A qualidade do leite cru está intimamente relacionada com o grau de contaminação inicial e com a temperatura e tempo em que o leite permanece da ordenha até a pasteurização. Em geral, quanto maior o número de contaminantes e quanto mais próximo de 30ºC for a temperatura do leite, menor será o seu tempo de conservação. Deficiências higiênicas, tanto no manuseio como na limpeza dos utensílios e equipamentos, temperatura ambiente elevada e deficiências no emprego de refrigeração adequada para a conservação do leite desde a ordenha, constituem-se nos principais fatores responsáveis pela alta contagem microbiana no leite ao chegar à plataforma da indústria.
Ao cair no leite, os microrganismos contaminantes começam a se multiplicar e vão, gradativamente decompondo um ou mais componentes do leite, causando alterações de sabor, do aspecto físico, etc., chegando ao ponto de torná-lo inaproveitável ao consumo humano. Em condições favoráveis o número desses contaminantes pode atingir vários milhões e até bilhões de células por ml. Durante essa multiplicação ocorre uma seleção natural daqueles microrganismos que melhor se desenvolvem no leite. Normalmente há predominância das espécies do grupo lático, que atacam a lactose com a produção de ácido lático causando a fermentação mais comum do leite, resultando na sua acidificação. Muito antes da ciência ser capaz de explicar o fenômeno da acidificação do leite, a tecnologia empírica já tirava partido dessa transformação, visando aproveitar o valor alimentício do leite, transformando-o em produtos derivados, tais como coalhada, iogurte, queijos, etc. Além da acidificação, os microrganismos produzem vários outros metabólitos que são responsáveis pelo refinamento do aroma e sabor de tais derivados do leite. A acidificação é o principal agente de conservação, tornando o meio inadequado à multiplicação da maioria dos microrganismos, inclusive dos próprios agentes de fermentação que paralisam o seu crescimento quando o leite atinge um determinado grau de acidez.
Em termos práticos, pode-se dizer que não há alterações sensíveis no número de microrganismos contaminantes do leite dentro das duas primeiras horas após a ordenha, mesmo sem o emprego de refrigeração.
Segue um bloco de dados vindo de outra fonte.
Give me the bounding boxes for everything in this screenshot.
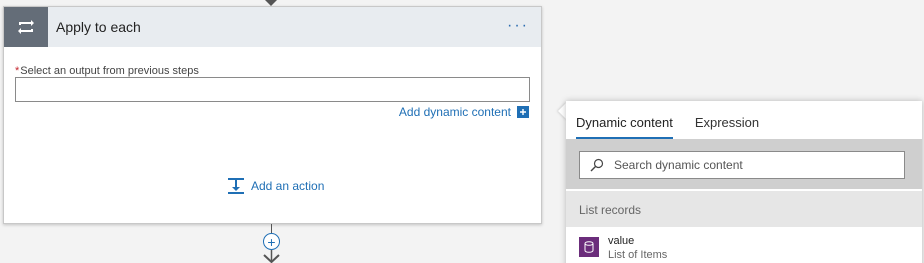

Entretanto, após esse período, o aumento poderá ser extremamente rápido. Algum retardamento na velocidade de multiplicação dos contaminantes pode ser verificado ao se abaixar a temperatura do leite para 15 a 20ºC, o que pode ser conseguido em algumas regiões do Brasil, utilizando-se água corrente para esfriá-lo. Entretanto, um efeito significativo da refrigeração só se faz notar quando a temperatura do leite é mantida abaixo de 10 ºC, sendo que um controle adequado somente é possível na faixa de 0 a 4 ºC. Nesta faixa, o leite mantém a sua qualidade microbiológica por um período de até 72 horas entre a ordenha e o beneficiamento. É extremamente importante lembrar que a refrigeração cumpre o papel de diminuir a velocidade de multiplicação da maioria dos microrganismos comumente encontrados no leite; todavia não os destrói e muito menos paralisa a ação de suas enzimas; desta forma, é condição indispensável que o nível de contaminação inicial seja mantido o mais baixo possível.
Fonte: Behmer, M.L.A. Tecnologia do Leite. 5ª ed.Nobel, São Paulo - SP.